On YouTube: NY1 - Superstorm Sandy (May 2013)
Coastal Processes & Hazards - News

NY1: NYC Mayor To Propose Installation Of Removable Steel Panels In Some Waterfront Areas (May 2013)


Duration: 1 min and 54 secs
SBU investigator Malcolm Bowman begins speaking at 1 minute 08 seconds into the segment

More than six months after Hurricane Sandy, Mayor Michael Bloomberg will soon be delivering a major address to unveil his plans for how the city can prevent a repeat of the flooding and devastation in a future storm, and what the mayor is proposing may surprise you. Josh Robin filed the following exclusive report.

Removable steel panels up to 12 feet high, preventing river water from once again overwhelming city streets, may soon line the West Side Highway and other parts of New York's waterfront.

Multiple sources say Mayor Michael Bloomberg will call for their installation in flood-prone areas in Manhattan and possibly elsewhere.

It's the same concept behind permanent Dutch storm surge barriers, but with key differences, including price.

"The fact that it's removable has this benefit of least environmental impact, and least impact to the community in terms of access to the waterfront," said Rick Ellman of Mueser Rutledge Consulting Engineers.

Sources say the mayor's team is suggesting at least one permanent barrier at Newtown Creek, the toxic waterway between Brooklyn and Queens.

Off the coast, there are more subtle measures to tamp down the sizes of waves out at sea.

A pilot program in Staten Island could include manmade islands and wetlands.

Bloomberg is also expected to call for dunes along the Rockaway Peninsula and Staten Island's south shore, still recovering from Hurricane Sandy.

A City Hall spokeswoman says no final decisions have been made.

The mayor's team has been talking to experts.

Stony Brook University oceanographer Malcolm Bowman said the total proposed approach is too piecemeal.

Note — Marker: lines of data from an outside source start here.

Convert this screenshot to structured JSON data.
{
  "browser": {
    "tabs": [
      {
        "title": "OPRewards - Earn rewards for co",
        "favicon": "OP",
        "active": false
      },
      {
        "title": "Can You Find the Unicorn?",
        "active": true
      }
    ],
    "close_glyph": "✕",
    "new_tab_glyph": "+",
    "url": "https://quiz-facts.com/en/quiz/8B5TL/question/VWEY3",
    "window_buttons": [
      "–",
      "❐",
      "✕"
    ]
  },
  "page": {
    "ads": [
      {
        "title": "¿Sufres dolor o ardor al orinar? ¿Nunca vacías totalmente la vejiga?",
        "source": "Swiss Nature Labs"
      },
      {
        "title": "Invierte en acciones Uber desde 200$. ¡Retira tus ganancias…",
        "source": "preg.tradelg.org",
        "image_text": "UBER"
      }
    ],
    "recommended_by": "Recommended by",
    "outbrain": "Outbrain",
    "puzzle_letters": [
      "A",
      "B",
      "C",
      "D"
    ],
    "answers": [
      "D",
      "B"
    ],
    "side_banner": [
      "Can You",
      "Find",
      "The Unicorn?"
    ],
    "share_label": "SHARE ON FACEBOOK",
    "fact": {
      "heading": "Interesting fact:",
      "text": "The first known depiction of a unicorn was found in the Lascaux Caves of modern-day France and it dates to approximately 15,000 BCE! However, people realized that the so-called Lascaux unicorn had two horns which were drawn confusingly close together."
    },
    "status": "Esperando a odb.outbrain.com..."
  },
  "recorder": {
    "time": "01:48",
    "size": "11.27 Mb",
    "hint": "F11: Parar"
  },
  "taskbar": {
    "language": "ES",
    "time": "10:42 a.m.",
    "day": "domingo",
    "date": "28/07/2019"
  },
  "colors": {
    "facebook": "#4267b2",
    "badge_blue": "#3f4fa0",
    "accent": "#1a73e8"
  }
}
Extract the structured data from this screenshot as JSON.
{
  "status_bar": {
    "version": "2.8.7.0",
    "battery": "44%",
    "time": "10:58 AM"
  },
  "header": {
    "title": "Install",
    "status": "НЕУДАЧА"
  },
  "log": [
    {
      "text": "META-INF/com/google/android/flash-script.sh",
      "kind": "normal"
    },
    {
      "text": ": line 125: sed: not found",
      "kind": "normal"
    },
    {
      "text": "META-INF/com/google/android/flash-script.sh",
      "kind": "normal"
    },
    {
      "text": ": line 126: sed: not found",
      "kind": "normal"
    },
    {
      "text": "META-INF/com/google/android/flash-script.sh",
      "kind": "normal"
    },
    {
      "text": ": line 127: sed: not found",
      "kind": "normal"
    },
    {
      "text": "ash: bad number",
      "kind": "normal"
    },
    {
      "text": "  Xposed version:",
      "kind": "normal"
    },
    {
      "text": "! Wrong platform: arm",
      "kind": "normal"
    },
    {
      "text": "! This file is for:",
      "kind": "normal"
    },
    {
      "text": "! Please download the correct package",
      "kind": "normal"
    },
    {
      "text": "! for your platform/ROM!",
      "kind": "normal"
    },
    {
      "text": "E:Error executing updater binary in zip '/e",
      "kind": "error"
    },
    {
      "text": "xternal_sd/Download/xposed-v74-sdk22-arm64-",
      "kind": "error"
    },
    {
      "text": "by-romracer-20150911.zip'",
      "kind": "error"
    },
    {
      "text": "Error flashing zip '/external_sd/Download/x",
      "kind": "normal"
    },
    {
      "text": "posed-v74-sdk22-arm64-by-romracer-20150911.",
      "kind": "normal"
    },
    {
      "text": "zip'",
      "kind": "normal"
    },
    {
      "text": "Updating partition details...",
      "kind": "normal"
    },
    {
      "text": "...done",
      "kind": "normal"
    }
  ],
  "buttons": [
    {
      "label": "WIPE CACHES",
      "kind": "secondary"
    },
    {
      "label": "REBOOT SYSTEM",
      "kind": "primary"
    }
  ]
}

"I think we have to do what Governor Cuomo has asked for, and that's is an engineering analysis of storm surge barriers across the major entrances to New York Harbor, Rockaway to Sandy Hook, and then the East River," Bowman says. "Because nothing less will protect the major airports, the shipping facilities, all the infrastructure that we saw devastated during Sandy."

Others say those barriers could cause more trouble on land that is not protected. In addition, those others say they may cost too much and take too long to build.

Bloomberg is expected to argue that climate change means the city has to move quickly. He'll certainly want his successor to continue these plans after he leaves office in seven months.